Used Outboard: What to Check Before You Buy
There are many ways to find and buy a used outboard, especially if you’re shopping online.
You’ve shopped around and settled on a used outboard the seller says is ready to run. In other words, not a fixer-upper you know is going to need work, but rather an outboard motor you can expect to take home, mount on your boat and go. However, before you buy a used outboard, you should obviously check out the motor and make sure it runs before any money changes hands. Watch the video above or read on below to find out about 10 ways to evaluate a used outboard.
Evaluating a Used Outboard Motor Checklist
Used Outboard Check 1: Making Sure the Outboard Fits
The first thing you need to check is whether or not the motor will actually fit your boat.
Outboard motors come in different shaft lengths to accommodate varying transmission heights, so you need to make sure the motor you’re eyeing will actually work with your boat.
The best way to check if it’ll fit is to measure from the top of the transom down to the lowest part on the hull. This measurement needs to match the measurement from the clamp on the outboard down to the cavitation plate. That’s the shaft length, which is generally measured in 5-inch increments. Those measurements need to line up to know if the outboard will fit without having to swap out the midsection and the drive shaft inside.

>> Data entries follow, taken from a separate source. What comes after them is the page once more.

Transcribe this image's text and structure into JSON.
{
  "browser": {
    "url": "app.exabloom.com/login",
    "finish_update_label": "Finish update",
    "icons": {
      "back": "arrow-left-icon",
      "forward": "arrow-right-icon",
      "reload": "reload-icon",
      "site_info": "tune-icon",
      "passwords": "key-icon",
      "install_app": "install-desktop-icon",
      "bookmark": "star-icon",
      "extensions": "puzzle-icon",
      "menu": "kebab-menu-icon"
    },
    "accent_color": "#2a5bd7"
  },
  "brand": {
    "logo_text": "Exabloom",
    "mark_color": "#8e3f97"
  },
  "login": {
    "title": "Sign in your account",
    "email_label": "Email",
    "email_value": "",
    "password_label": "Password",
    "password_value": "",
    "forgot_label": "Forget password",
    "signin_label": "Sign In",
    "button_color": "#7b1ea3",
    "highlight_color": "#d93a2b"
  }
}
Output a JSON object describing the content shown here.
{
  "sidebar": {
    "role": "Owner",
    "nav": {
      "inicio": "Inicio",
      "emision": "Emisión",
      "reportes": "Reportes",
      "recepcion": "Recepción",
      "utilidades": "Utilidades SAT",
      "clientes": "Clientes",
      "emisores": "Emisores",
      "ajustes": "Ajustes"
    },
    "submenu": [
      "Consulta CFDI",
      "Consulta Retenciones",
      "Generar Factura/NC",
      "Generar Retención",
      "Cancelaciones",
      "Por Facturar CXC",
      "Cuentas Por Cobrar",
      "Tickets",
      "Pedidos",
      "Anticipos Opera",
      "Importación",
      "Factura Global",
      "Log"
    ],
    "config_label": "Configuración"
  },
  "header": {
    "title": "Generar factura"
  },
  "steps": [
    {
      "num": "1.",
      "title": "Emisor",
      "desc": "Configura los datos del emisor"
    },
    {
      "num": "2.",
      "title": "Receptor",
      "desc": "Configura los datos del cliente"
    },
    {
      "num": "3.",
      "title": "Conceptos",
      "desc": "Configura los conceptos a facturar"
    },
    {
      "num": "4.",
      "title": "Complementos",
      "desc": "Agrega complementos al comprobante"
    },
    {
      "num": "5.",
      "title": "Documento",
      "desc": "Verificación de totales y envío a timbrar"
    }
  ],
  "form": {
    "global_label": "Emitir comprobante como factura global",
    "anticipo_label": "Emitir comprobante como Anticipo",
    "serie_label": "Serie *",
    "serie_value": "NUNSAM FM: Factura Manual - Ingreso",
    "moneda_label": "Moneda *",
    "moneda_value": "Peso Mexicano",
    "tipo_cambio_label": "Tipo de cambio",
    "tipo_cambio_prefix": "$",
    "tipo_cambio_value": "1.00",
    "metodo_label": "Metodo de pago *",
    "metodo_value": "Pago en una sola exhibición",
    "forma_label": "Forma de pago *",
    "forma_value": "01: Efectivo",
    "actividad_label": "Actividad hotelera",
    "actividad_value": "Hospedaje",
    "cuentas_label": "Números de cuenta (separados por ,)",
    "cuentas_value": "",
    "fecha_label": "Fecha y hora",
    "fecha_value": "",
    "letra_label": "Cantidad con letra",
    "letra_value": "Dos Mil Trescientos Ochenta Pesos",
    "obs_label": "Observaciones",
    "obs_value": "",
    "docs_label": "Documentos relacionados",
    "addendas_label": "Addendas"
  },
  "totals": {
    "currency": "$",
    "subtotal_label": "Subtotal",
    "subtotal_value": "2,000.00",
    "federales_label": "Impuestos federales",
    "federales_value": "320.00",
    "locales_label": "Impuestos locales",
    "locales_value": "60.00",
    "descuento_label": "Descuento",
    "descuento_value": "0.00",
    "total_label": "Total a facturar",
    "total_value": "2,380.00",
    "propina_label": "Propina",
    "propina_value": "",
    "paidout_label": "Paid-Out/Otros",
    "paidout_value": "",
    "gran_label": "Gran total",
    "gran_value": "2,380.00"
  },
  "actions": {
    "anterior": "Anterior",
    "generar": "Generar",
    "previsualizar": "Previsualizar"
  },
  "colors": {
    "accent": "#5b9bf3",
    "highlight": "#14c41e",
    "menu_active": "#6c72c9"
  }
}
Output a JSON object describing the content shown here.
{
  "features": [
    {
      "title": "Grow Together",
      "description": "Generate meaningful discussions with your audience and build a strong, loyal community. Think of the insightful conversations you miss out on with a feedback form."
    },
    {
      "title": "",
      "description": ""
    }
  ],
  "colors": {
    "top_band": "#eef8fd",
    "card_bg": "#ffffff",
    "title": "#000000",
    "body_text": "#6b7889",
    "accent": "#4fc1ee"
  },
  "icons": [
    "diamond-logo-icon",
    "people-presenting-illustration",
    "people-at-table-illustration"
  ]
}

Used Outboard Check 2: Visual Inspection for Damage
Give the outboard motor a thorough visual inspection. Check out the cowl to make sure it’s undamaged and in good condition. If the cowl looks brand new, make sure to ask why. Inspect the propeller for damage and for debris around the shaft. Check the prop and the anodes for corrosion.
Used Outboard Check 3: Checking the Lower Unit Oil
While you’re focused in on the lower unit, open the drain bolt for a second and look at the oil that comes out of it. If the oil is black, it’s a good sign. However, if the lower unit oil is cloudy or milky, there’s a problem with the seals and possibly water intrusion.
Keep in mind that if the oil is brand new, you can’t really tell if there’s a leak or not. The oil could’ve been changed out the day before, so you’ll also want to check for excess metal shavings on the drain bolt. A little bit of metal shavings on the bolt is normal wear and tear, but if the shavings are excessive, chances are there’s a problem with the engine.
Used Outboard Check 4: Asking About the Water Pump
Make sure to ask the seller about the water pump, especially about the last time it was changed. If the seller can tell you about the condition of the water pump, you might get a better idea of how well the motor has been taken care of.
Used Outboard Check 5: Inspecting the Cowl Gasket
After giving the lower unit a close inspection, pull the cowl from the powerhead and look at the gasket at the base of it to see if it’s firmly sealed in place. Also check it for wear because if it’s worn out, that means water could have gotten past the cowl and damaged the outside of the engine.
Used Outboard Check 6: Pulling the Dipstick
Before you actually run an engine, it’s good to know more about what’s going on inside of it. The easiest way to do that if you’re dealing with a 4-stroke is to pull the dipstick and look at the oil. Not only are you making sure there’s actually oil in it, but you want to know what it look likes too. As with the lower unit oil, milky or cloudy engine oil is a bad sign; dark oil is a good sign; and new oil at least shows that it’s been changed recently.
Used Outboard Check 7: Inspecting the Spark Plugs
Pull the spark plugs and check if they look oily or have metal shavings on them, which are really bad signs. If the plugs are dark, the motor may be running a bit rich, which is not a huge deal. However, really light plugs can mean the motor is running lean, which is typically a sign that it’s been operating a little too hot.
Used Outboard Check 8: Doing an Outboard Compression Test
As you’re getting the spark plugs back in, it’s the perfect time to run a compression test on the outboard. A compression test is probably the single most important thing you can do outside of running the outboard motor to tell you if it’s worth the money.
You’ll need to know a little about what the specs associated with the cylinders on that specific engine are, but what you’re really looking for is consistency. The numbers may be a little lower than the factory spec because of wear, but don’t let that scare you away. However, if the cylinders vary more than 5 or 10 PSI between them, it’s a sign that something’s really wrong and you should avoid buying that outboard engine.
Used Outboard Check 9: Taking a Test Run
After inspecting the used outboard motor, give it a test run if you can, especially if it’s still attached to a boat you can get in the water. Otherwise, put some muffs on it and run it on land, but keep in mind that it might run a little rougher than it would in the water since there’s less backpressure on the exhaust. Check if the motor starts easily, and whether it cranks right up or takes a little bit of work to get going. Feel how it runs once it gets going, and check for smoke and odd smells.
Used Outboard Check 10: Checking Controls Compatibility
From a price standpoint, it’s good to make sure the particular engine you’re looking at has the right controls for your boat. In other words, the controls you have might not work with the motor you’re getting. And if they’re not compatible and you’re not getting the controls with the outboard, you’re going to have to spend additional money to buy compatible controls before you get out on the water.